Grid Search
Background
SVM’s have parameters which cannot be learned using an optimization method like SGD. Instead, they must be iteratively computed if we wish to solve for the optimal parameters.
A common method for optimizing results for the hyperparameters is a grid search, also known as a parameter sweep. The algorithm uses a performance metric to guide the optimization. The parameter space is unbounded and continuous, thus the bounds and the intervals must be set manually. Setting the parameters correctly can make the difference between a
The parameter space for the SVM grid search we tested included the kernel parameters and slack variables. Thus, in our experiments, we varied the variables C and the variable gamma for the RBF kernel. The grid search algorithm then trains an SVM classifier for every combination of the parameters to produce a surface of varying performance. We expect this surface to be roughly smooth, and thus we can visualize it using an interpolation method, or a heatmap as in our case.
Our Simulation
The data set we used was provided by sklearn.datasets.
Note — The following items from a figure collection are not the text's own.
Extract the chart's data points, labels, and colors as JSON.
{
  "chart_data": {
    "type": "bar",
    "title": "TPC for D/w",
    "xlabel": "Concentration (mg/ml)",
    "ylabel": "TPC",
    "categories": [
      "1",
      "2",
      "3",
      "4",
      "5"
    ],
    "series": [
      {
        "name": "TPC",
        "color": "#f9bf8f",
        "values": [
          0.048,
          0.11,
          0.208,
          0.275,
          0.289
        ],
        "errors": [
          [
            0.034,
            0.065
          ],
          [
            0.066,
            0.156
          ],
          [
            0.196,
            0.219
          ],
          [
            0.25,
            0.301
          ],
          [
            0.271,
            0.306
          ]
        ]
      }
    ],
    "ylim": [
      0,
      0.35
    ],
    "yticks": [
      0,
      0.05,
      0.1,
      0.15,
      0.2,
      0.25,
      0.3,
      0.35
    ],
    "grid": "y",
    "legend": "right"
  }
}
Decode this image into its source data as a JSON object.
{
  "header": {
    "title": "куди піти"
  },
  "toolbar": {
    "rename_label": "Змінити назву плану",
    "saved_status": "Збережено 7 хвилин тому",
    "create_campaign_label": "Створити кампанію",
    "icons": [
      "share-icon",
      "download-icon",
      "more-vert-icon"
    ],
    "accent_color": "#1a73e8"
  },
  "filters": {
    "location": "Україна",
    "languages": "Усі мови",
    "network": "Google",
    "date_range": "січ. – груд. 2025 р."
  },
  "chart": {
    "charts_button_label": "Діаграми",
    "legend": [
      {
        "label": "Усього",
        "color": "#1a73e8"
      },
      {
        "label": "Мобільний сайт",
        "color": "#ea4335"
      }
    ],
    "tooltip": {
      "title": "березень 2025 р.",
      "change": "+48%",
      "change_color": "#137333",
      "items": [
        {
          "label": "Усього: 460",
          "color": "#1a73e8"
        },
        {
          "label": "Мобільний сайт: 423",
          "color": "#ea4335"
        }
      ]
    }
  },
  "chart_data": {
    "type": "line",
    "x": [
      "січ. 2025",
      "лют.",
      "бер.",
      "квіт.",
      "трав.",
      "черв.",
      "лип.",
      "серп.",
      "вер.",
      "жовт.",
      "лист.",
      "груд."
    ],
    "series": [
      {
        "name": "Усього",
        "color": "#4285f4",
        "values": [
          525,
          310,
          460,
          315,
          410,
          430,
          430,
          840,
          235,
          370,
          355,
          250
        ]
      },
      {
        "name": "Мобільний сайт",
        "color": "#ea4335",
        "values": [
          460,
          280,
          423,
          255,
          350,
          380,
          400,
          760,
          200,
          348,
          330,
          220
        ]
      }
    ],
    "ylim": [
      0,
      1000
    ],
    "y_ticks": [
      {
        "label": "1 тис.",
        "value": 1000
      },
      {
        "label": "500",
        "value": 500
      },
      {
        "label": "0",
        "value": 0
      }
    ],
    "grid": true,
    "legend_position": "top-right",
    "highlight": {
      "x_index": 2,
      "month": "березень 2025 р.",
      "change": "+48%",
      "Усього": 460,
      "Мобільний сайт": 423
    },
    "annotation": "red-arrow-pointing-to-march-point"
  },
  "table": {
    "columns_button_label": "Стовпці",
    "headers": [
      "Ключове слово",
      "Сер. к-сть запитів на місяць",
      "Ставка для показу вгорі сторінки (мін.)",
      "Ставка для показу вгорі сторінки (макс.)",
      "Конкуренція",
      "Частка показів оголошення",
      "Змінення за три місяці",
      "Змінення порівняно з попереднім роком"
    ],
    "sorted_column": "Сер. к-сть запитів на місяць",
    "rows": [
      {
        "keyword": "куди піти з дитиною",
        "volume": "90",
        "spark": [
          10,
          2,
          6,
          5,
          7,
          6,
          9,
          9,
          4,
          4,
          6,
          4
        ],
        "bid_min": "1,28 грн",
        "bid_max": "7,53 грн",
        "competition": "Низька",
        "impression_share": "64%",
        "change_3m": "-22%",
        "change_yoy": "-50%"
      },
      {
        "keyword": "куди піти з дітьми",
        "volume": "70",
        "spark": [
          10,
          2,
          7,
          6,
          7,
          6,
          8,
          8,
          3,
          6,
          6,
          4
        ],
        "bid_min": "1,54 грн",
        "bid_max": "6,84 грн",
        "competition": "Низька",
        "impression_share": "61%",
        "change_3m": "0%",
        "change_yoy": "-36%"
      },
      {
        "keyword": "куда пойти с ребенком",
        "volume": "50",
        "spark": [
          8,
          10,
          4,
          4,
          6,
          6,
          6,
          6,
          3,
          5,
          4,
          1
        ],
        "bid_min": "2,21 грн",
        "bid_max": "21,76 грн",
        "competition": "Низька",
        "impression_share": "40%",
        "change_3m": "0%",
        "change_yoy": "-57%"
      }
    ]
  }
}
Description below, note that each datapoint is a 8x8 image of a digit.
Classes | 10 |
Samples per class | ~180 |
Samples total | 1797 |
Dimensionality | 64 |
Features | integers 0-16 |
For this example data set we used a 5-Fold Cross Validation to guide which parameters optimize results. The bounds for our search were set based in exponential values about 0 with a base of 10 where 10 values of each were chosen.
We found that gamma performs greatest with smaller gamma and C performs greatest with larger gamma for our specific sample data so we moved the parameters to the range defined by the heat map displayed below. The algorithm decided that the best parameters are {C: 1.0, gamma: 0.001} which scored an accuracy of 99%.